Le riche et le pauvre était un feuilleton. Il est presque une réalité. L'enjeu est différent, la trame romanesque n'est pas de mise, mais si le riche est riche et le pauvre, pauvre , la grâce ou la cause sont ailleurs que dans un scénario de film. C'est la configuration du système de gestion des affaires publiques qui a fait que le miracle de s'enrichir existe pour les uns et la résilience d'accepter son sort de pauvres pour tous les autres. Qui peut dire ce qu'était la situation sociale ou patrimoniale de l'une de ces personnes qui sont maintenant de grosses fortunes avec des noms de groupe aux grandes enseignes lumineuses ?

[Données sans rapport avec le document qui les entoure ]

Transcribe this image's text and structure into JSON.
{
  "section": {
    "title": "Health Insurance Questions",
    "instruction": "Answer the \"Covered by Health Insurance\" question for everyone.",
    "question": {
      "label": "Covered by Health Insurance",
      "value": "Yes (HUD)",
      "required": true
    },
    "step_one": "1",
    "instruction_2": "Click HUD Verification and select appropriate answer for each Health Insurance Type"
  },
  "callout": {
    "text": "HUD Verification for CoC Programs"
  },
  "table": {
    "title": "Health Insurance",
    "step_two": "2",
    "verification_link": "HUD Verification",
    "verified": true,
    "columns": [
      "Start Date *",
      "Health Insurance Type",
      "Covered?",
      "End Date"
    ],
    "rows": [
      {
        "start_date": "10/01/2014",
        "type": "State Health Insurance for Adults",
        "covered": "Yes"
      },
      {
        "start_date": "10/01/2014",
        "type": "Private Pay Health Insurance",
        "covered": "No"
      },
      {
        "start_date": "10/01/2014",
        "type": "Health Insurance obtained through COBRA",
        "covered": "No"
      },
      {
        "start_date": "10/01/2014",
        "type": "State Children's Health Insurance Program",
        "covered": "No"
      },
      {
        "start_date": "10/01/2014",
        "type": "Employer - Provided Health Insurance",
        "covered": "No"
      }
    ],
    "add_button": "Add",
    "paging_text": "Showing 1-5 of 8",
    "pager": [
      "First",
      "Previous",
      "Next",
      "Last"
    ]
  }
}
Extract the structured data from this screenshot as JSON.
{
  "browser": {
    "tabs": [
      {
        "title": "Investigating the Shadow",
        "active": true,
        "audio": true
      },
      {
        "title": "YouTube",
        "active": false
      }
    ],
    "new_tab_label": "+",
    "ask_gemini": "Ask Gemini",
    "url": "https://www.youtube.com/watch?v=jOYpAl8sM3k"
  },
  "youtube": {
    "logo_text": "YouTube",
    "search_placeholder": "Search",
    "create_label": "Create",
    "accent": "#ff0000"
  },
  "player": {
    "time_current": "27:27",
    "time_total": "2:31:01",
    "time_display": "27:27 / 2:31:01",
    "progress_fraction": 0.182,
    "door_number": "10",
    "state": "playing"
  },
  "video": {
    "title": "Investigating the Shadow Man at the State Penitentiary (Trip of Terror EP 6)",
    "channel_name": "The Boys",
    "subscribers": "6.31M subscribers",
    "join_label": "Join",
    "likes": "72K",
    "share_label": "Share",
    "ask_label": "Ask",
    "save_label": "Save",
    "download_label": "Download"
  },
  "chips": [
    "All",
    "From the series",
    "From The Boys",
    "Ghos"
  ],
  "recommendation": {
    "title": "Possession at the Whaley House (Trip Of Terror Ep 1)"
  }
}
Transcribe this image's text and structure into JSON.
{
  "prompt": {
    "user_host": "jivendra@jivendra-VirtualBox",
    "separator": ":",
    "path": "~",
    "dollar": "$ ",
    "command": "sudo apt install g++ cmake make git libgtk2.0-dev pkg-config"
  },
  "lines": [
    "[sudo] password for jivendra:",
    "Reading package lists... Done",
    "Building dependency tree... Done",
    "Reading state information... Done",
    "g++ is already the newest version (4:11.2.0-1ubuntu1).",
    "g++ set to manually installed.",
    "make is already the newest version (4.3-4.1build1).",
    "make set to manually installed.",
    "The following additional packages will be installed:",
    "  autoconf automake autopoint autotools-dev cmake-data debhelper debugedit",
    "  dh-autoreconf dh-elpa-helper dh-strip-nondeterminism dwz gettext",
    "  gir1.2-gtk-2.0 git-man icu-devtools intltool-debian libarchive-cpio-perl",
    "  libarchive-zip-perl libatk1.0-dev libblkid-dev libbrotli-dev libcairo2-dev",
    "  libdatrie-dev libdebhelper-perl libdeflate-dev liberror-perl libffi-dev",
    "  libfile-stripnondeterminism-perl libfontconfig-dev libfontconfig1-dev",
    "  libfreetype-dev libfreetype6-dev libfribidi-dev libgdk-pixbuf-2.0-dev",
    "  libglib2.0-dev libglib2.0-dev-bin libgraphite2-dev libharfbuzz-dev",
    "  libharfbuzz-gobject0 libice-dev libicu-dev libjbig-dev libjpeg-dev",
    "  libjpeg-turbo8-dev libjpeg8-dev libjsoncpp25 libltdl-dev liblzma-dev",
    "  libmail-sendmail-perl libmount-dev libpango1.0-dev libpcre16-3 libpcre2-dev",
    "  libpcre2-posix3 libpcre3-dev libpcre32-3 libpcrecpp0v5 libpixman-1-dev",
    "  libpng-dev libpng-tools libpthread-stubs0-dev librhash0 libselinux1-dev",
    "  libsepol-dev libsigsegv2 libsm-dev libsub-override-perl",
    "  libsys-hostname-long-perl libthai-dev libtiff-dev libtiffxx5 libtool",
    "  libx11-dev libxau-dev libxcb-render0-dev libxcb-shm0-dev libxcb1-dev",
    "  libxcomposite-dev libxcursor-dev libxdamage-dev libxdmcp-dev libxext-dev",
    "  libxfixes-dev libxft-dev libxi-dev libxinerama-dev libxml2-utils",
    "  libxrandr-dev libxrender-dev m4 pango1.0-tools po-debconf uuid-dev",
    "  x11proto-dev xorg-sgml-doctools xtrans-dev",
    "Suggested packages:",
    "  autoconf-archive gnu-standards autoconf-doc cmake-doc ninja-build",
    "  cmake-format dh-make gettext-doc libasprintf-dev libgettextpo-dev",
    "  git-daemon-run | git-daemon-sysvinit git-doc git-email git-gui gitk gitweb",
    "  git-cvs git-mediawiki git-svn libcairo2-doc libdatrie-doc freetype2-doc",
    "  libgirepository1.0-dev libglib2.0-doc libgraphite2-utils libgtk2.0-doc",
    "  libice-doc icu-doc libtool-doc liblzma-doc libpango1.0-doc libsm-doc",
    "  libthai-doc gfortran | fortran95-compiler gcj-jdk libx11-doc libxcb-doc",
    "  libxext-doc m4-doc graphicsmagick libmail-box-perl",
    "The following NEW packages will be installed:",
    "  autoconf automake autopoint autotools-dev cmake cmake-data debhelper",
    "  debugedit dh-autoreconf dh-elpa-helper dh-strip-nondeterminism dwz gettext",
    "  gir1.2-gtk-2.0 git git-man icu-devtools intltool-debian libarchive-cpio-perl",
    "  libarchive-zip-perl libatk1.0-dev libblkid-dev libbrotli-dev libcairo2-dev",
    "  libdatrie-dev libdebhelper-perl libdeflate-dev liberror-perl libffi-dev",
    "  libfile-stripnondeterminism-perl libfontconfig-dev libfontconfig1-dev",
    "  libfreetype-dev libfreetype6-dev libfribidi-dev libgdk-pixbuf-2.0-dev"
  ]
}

Tout semble commencer par l'ouverture des réserves foncières communales dans les années de plomb. L'ouverture qui s'était ensuite dilatée par les lots marginaux, les coopératives immobilières, la cession des biens de l'Etat, la promotion tout aussi immobilière, le foncier industriel et le génie de l'accaparement spatial se poursuit. Il s'est étendu vers l'outre-mer, les appartements en extra-territorialité, les actions en off-shore et il se poursuit encore. Apres avoir investi dans la terre et les terrains, ils convoitent le paradis par les dons aux mosquées, la politique par le sponsor et les médias. L'histoire nationale ne se fait pas, quant à celle étrangère, à leur désir de l'arranger à la convenance de l'heure. L'argent amassé par un coup de fil et fructifié par un autre est arrivé quand bien même à faire un nom à ceux qui n'en étaient que des surnoms communs. La noblesse, contrairement à tous les usages, s'efforce de s'installer par le bais de l'intérêt. Cet intérêt apprécié différemment a réussi à créer une dynamique sociale apte à entrainer dans son sillage promotionnel tout les segments sociétaires. L'homme riche reste plus que jamais courtisé, dorloté et entendu. Des parvenus ont pris les rênes de tant de secteurs et par des procédés peu orthodoxes ont pu aider à la construction d'un système qui leur va à merveille. Ils en tirent profit de tout bord. Ils sont aidés, sans nulle inconstance, par de simples paraphes. Derrière chaque mètre carré de goudron, il y a un virement. Dans chaque feuillet de bon de commande, il y a un avenant de travaux supplémentaires qui ne se voient pas. A quelques exceptions près, chaque permis de réalisation stigmate un service complaisant. C'est un enjeu au mieux faisant, au plus entreprenant. L'audace et l'entremise.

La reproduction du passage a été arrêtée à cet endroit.